Letter to the School Board and Administration: In the Midst of Mayhem, Planning for Better School Days

SHSLawnThis letter was written by Scarsdale resident and parent Diane Greenwald:
It’s been nearly a year of school disruption, but with the vaccination comes a glimmer of hope for more normalcy. I admit it’s hard to imagine, but we should still plan for better days ahead. Scarsdale School District should be carefully assessing pandemic-related issues, anticipating that our teachers will need resources to face future challenges. The teachers’ contract is open for negotiation and it’s budget season, so we have an opportunity right now to ensure that funds are available to pay teachers for summer work and make professional development available and mandatory for all faculty.

Like many parents, I wonder how covid-19 has impacted student learning and child/teen development. So much has been derailed, but likely not in clear-cut ways. Scarsdale faculty members have described themselves as first year teachers this year, facing unprecedented re-working of their teaching techniques. We see evidence of their very hard work and we are a grateful community. We are also realistic. While students are resilient, there is sure to be a cost for the significant reduction of school hours, the elimination of most extra-curricular activities, and the reliance on virtual learning platforms and more self-directed assignments. And we are not yet out of the woods.

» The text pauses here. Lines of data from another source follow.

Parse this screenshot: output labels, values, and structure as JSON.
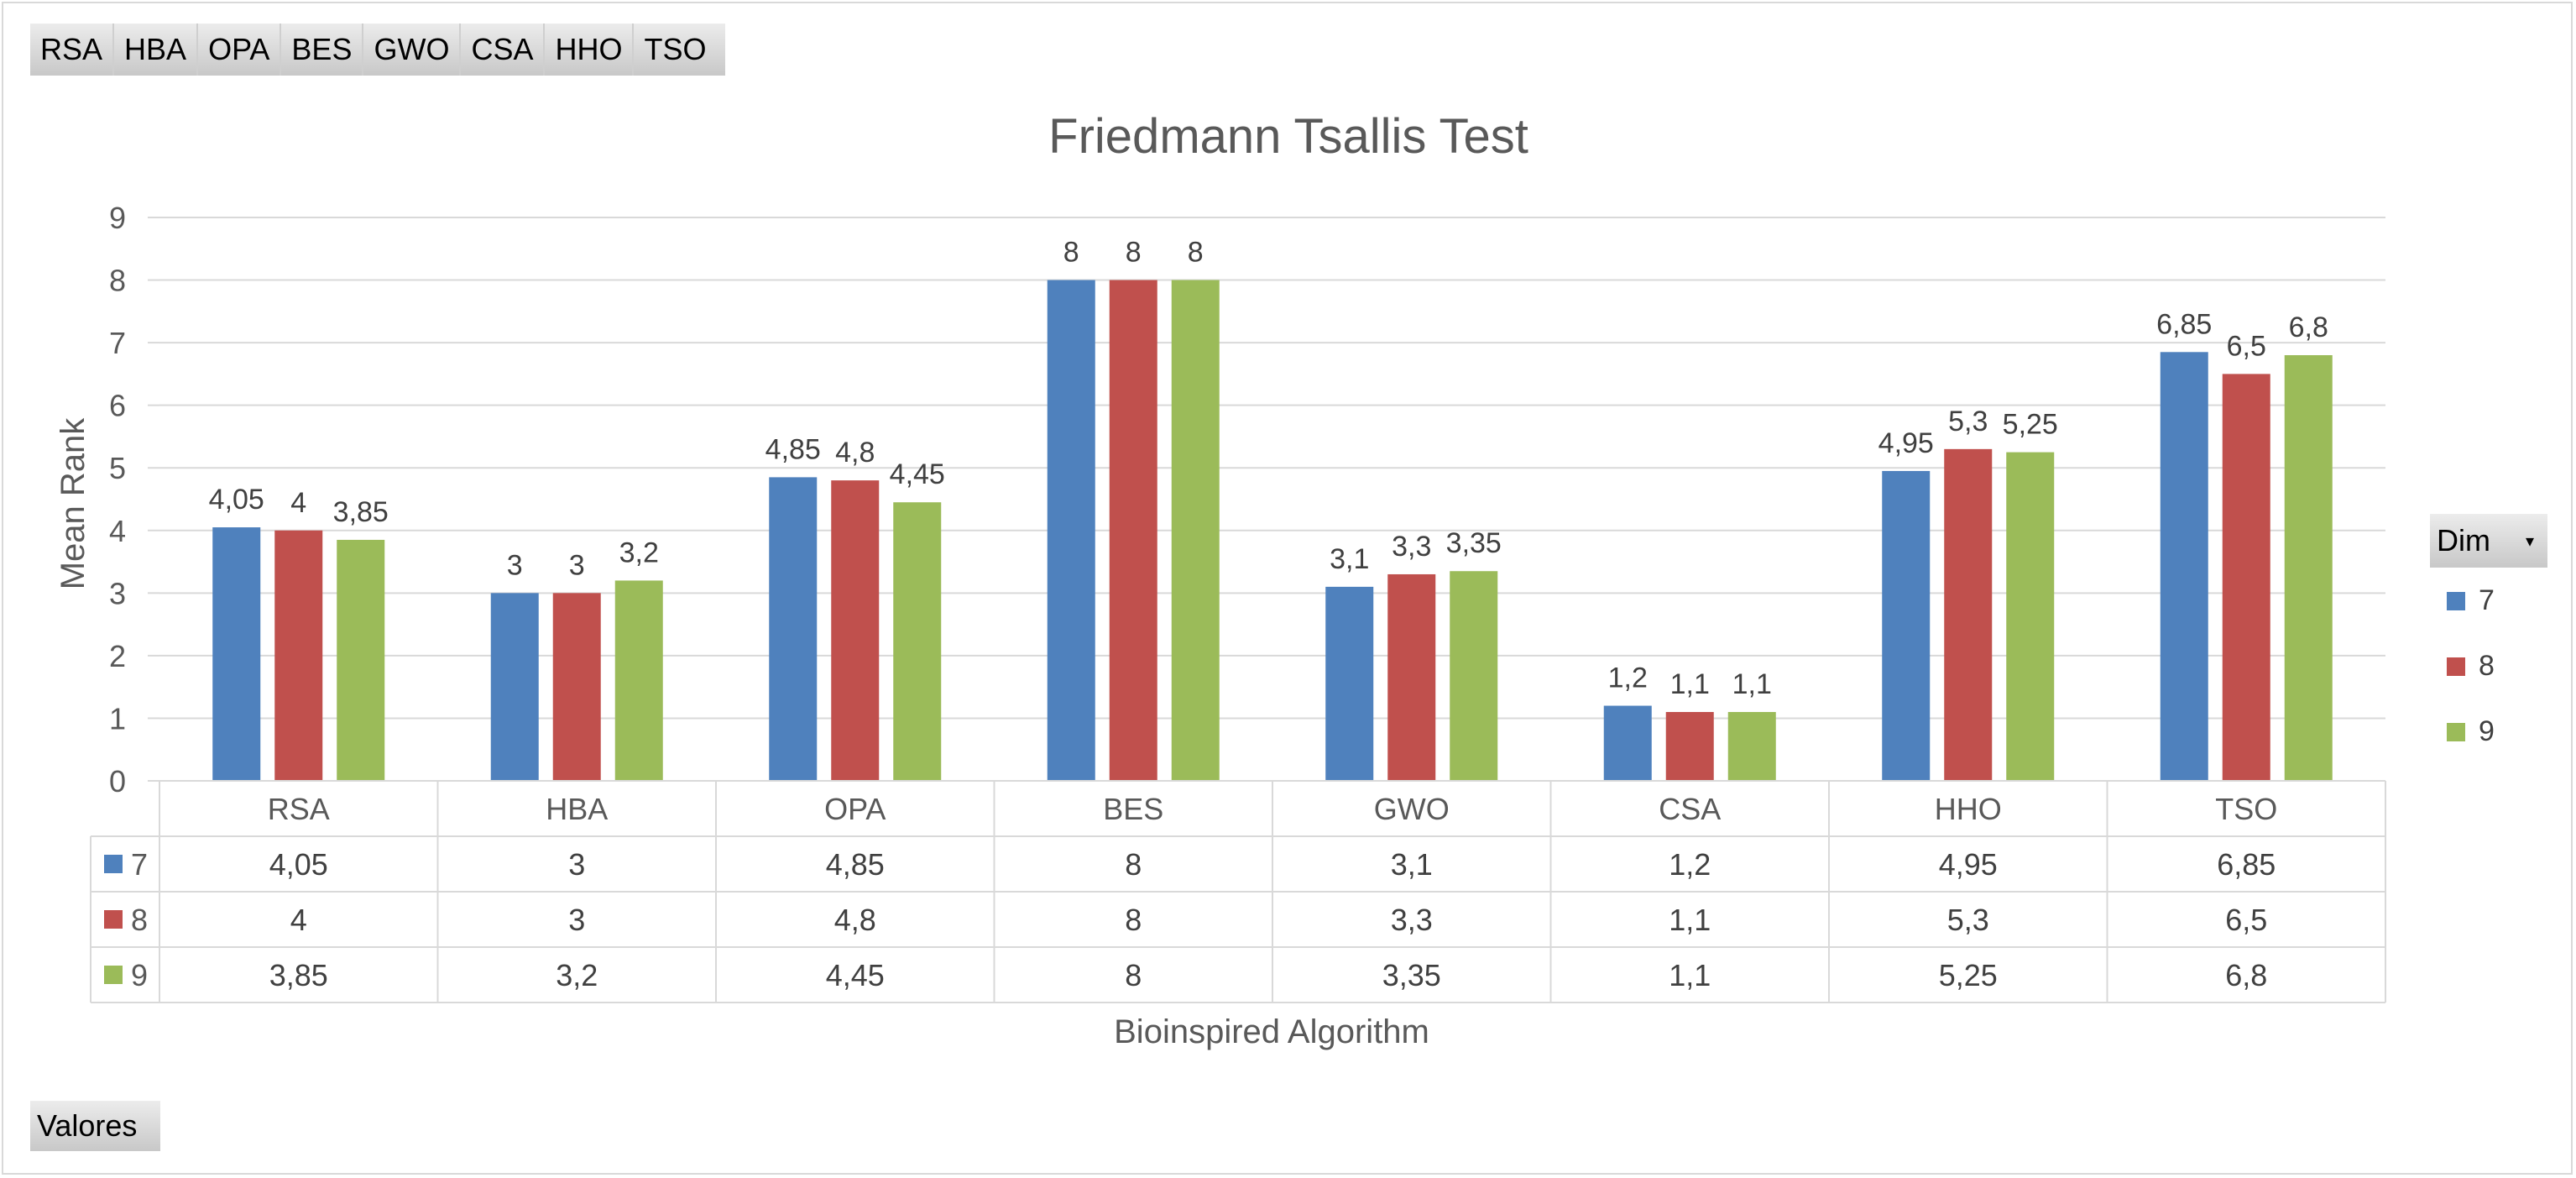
{
  "filter_fields": [
    "RSA",
    "HBA",
    "OPA",
    "BES",
    "GWO",
    "CSA",
    "HHO",
    "TSO"
  ],
  "values_button": "Valores",
  "legend": {
    "title": "Dim",
    "position": "right",
    "items": [
      {
        "label": "7",
        "color": "#4F81BD"
      },
      {
        "label": "8",
        "color": "#C0504D"
      },
      {
        "label": "9",
        "color": "#9BBB59"
      }
    ]
  },
  "chart_data": {
    "type": "bar",
    "title": "Friedmann Tsallis Test",
    "xlabel": "Bioinspired Algorithm",
    "ylabel": "Mean Rank",
    "ylim": [
      0,
      9
    ],
    "yticks": [
      "0",
      "1",
      "2",
      "3",
      "4",
      "5",
      "6",
      "7",
      "8",
      "9"
    ],
    "grid": true,
    "categories": [
      "RSA",
      "HBA",
      "OPA",
      "BES",
      "GWO",
      "CSA",
      "HHO",
      "TSO"
    ],
    "series": [
      {
        "name": "7",
        "color": "#4F81BD",
        "values": [
          4.05,
          3,
          4.85,
          8,
          3.1,
          1.2,
          4.95,
          6.85
        ],
        "labels": [
          "4,05",
          "3",
          "4,85",
          "8",
          "3,1",
          "1,2",
          "4,95",
          "6,85"
        ]
      },
      {
        "name": "8",
        "color": "#C0504D",
        "values": [
          4,
          3,
          4.8,
          8,
          3.3,
          1.1,
          5.3,
          6.5
        ],
        "labels": [
          "4",
          "3",
          "4,8",
          "8",
          "3,3",
          "1,1",
          "5,3",
          "6,5"
        ]
      },
      {
        "name": "9",
        "color": "#9BBB59",
        "values": [
          3.85,
          3.2,
          4.45,
          8,
          3.35,
          1.1,
          5.25,
          6.8
        ],
        "labels": [
          "3,85",
          "3,2",
          "4,45",
          "8",
          "3,35",
          "1,1",
          "5,25",
          "6,8"
        ]
      }
    ]
  }
}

I am hopeful that the District will soon explain how vaccination rates will change protocols, ideally in dialogue with local public health experts. But even if the District is able to increase in-person learning later this the spring, it will not make up for the lost experiences. Students will come into new grades next year in different places -- different from each other and also different from ever before. I am hopeful that our insightful faculty can help us set our expectations because next year, teachers may feel like first year teachers all over again. The Administration must plan for this inevitable situation.

Last September, we were all reminded that teachers have a 10-month contract, which impacted the District’s ability to start school ready for students. Teachers currently require school-time hours on Wednesdays for planning and the District used most of September for a staggered ramp up. This is unsustainable.

Last July, Scarsdale entered into an unusual one-year contract with the STA. With the teacher contract available for re-negotiation and the budget cycle begun, the Board has an opportunity to consider our needs anew. They can look at funding more planning time for teachers that won’t impact instructional time, like over the summer, when faculty can collaborate and share the challenges and successes of the previous three semesters. The faculty may need time to adjust subject learning that spirals from grade to grade and to discuss impacts to socio-emotional development, with coordination across grades.

Basically, the questions are: how will Scarsdale be ready to meet each child where they are and is there support among taxpayers for investment into school planning work? I encourage the Board to reach out to parents now to understand priorities, and help the administration align community expectations with available resources. Scarsdale commissioned a report from an outside consultant who conducted focus groups and took a survey. Though it was a tight scope, there are some high-level suggestions for improvements, particularly around transparency and communications. How is the report being addressed and are focus groups needed again?

Even with significant stresses on our schools right now, I hope the District will focus forward as well. We all have fatigue but infused with hope, honest reckonings might inspire understanding, buy-in, and positive outcomes for our children attending this leading school system.